Our Italy team is advising Roche in a high-profile case at the intersection of competition law and pharmaceutical sector regulation. The outcome may have broad implications for the relations between the European Court of Justice in Luxembourg (“ECJ”) and the national courts of EU Member States.
In 2014, the Italian Competition Authority (“ICA”) imposed hefty fines on Roche and Novartis, alleging that the two groups put in place a collusive plan to artificially differentiate Lucentis – a drug authorized to treat certain eye diseases – from Avastin – an oncological product used “off-label” by physicians to treat the same eye diseases – by emphasizing and disseminating concerns as to the safety of off-label Avastin in order to induce physicians to use Lucentis rather than off-label Avastin. In the ICA’s view, this would maximize the profits of both Novartis, which commercializes Lucentis pursuant to a global licensing agreement with Roche’s U.S. subsidiary Genentech, and Roche, which developed both products and obtains royalties on Lucentis’ sales. Similar allegations have since been brought in other jurisdictions as the underlying issue is a global one.
We appealed the ICA’s decision first to the Regional Administrative Court of Lazio and then to the Council of State, Italy’s highest administrative court. Taking up a number of our arguments, in 2016 the Council of State referred the case to the ECJ for a preliminary ruling on five interpretative questions concerning the scope for legitimate collaboration between a licensor and a licensee under EU competition rules, as well as the interaction between competition rules and pharmaceutical regulation.
After the ECJ issued its preliminary ruling in 2018, the case went back before the Council of State, which in July 2019 upheld the ICA’s decision. In doing so, however, the Council of State, in our view, clearly departed from the guidance provided by the ECJ in its preliminary ruling and, more specifically, failed to carry out two crucial factual verifications that the ECJ had expressly required it to do with a view to correctly applying the legal principles established in the preliminary ruling. We thus filed an action for revocation against the judgment, which would have otherwise marked the end of the matter.
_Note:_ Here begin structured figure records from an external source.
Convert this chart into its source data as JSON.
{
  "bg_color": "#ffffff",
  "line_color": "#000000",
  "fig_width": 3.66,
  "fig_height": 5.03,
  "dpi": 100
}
Under Italian law, revocation is an extraordinary judicial remedy against judgments of last instance courts that involves convincing a different composition of the same court that the previous judgment was based on a blatant error of fact and that, as such, has rather limited chances of success.
Our team framed the revocation appeal along the required lines, but also added a further and novel twist. We argued that the Council of State’s judgment clearly failed to follow the guidance provided by the ECJ in its preliminary ruling and that, as the Italian legal system does not expressly allow for the revocation of national court judgments that infringe EU law (in this case, an ECJ preliminary ruling), it is incompatible with EU law principles, namely with the duty of loyal cooperation incumbent upon Italy as an EU Member State. We told the Council of State that, if in doubt, it should submit these issues to the ECJ for a new preliminary ruling.
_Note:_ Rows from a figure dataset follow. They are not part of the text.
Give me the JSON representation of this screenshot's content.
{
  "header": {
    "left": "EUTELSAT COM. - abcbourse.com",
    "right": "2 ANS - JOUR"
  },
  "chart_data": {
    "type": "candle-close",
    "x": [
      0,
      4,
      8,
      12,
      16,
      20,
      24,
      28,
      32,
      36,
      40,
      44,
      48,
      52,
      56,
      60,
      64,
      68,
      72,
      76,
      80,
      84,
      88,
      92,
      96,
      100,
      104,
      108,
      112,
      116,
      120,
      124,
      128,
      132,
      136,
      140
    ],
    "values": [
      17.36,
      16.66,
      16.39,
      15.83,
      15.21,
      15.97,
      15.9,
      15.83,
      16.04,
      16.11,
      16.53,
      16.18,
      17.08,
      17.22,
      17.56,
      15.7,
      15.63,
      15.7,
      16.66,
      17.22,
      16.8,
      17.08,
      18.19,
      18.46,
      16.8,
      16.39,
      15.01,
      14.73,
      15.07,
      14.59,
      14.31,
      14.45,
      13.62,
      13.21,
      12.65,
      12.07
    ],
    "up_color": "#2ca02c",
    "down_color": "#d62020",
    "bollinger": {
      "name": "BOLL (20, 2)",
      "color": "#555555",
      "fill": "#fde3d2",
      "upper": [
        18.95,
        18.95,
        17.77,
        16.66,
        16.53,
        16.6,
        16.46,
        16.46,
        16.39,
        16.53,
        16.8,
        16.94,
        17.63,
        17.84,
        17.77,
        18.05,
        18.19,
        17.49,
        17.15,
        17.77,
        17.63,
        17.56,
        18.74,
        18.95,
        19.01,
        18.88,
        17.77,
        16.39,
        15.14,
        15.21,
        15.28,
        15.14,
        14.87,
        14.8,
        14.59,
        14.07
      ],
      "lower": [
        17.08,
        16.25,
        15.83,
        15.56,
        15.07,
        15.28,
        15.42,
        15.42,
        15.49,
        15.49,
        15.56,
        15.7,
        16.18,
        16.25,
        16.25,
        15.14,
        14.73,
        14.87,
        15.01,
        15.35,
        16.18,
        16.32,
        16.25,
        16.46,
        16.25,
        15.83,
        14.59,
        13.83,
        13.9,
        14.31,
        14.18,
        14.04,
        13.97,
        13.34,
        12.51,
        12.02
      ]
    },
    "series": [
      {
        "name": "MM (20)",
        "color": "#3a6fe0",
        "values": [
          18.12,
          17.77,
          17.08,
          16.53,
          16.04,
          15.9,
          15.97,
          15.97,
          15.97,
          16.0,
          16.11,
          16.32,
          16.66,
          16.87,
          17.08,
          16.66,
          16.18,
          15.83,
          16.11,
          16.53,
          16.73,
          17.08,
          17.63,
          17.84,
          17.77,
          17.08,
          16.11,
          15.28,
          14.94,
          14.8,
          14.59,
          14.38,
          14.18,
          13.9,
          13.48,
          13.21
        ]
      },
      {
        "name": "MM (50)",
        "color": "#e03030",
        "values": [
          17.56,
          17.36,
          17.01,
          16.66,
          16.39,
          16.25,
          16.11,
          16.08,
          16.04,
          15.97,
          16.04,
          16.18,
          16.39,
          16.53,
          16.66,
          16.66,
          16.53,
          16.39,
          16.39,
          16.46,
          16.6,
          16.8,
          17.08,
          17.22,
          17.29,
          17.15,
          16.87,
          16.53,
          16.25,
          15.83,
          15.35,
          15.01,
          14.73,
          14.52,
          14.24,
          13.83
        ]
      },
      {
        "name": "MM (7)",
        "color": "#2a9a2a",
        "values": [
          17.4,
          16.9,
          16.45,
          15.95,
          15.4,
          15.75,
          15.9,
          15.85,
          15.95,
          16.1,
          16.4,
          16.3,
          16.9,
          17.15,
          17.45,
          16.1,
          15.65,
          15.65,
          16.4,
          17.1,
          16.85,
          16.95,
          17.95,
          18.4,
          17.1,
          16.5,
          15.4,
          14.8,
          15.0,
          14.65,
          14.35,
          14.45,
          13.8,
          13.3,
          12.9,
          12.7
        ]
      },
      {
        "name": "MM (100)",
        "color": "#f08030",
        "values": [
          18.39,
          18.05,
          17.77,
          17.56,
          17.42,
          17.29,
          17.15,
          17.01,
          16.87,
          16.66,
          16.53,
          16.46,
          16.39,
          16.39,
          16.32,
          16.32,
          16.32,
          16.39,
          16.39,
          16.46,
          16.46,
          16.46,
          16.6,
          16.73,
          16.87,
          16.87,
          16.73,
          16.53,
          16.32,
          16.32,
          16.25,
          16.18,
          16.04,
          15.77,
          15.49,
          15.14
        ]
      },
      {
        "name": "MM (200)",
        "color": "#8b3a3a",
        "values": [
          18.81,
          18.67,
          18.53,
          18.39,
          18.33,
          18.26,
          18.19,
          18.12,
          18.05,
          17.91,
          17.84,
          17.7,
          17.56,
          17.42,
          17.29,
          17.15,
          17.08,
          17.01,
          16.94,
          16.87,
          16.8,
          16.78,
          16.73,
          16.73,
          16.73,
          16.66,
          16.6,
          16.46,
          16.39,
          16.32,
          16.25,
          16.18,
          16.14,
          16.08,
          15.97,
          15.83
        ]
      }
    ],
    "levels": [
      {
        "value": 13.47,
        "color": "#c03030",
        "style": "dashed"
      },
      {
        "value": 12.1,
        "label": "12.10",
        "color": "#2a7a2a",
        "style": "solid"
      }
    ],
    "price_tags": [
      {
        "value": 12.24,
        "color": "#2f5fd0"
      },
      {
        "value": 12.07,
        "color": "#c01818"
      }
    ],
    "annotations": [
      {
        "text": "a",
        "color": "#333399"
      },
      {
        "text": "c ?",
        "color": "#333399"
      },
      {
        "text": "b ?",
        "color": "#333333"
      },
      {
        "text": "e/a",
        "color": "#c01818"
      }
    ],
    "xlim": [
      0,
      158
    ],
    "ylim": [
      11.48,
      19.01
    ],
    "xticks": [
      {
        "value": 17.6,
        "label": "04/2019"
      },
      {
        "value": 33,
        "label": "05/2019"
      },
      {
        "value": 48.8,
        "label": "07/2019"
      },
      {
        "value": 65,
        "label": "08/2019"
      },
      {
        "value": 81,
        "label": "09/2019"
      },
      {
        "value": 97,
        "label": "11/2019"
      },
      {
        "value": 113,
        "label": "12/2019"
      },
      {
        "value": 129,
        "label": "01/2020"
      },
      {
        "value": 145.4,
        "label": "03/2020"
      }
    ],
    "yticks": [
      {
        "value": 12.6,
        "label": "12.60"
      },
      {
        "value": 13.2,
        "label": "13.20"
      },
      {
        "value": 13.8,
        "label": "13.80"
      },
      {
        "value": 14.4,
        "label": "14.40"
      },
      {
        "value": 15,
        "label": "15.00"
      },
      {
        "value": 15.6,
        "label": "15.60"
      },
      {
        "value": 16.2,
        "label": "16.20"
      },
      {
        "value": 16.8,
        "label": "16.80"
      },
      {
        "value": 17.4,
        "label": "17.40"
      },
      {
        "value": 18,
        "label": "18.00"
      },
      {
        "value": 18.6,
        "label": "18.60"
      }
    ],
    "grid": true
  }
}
With its unprecedented order of March 18, the Council of State has done so, asking the ECJ to rule on whether the July 2019 judgment was in violation of the previous ECJ preliminary ruling as well as on whether the Italian legal system is incompatible with EU law principles to the extent that it does not allow for a judicial remedy preventing a judgment of an Italian last instance court that clearly violates EU law from becoming res judicata.
The Council of State’s referral to the ECJ not only reopens the legal battle as to the lawfulness of the original ICA decision, but, much more broadly, may eventually lead to introduction into the Italian legal order of a completely new – and very relevant – ground of revocation of last instance courts’ judgments. The ECJ preliminary ruling could also have implications for any company wishing to challenge judgments of national courts in the EU that do not follow the ECJ’s own pronouncements in the context of preliminary rulings and should in any event further clarify the not always easy relations between the ECJ and EU Member States’ national courts.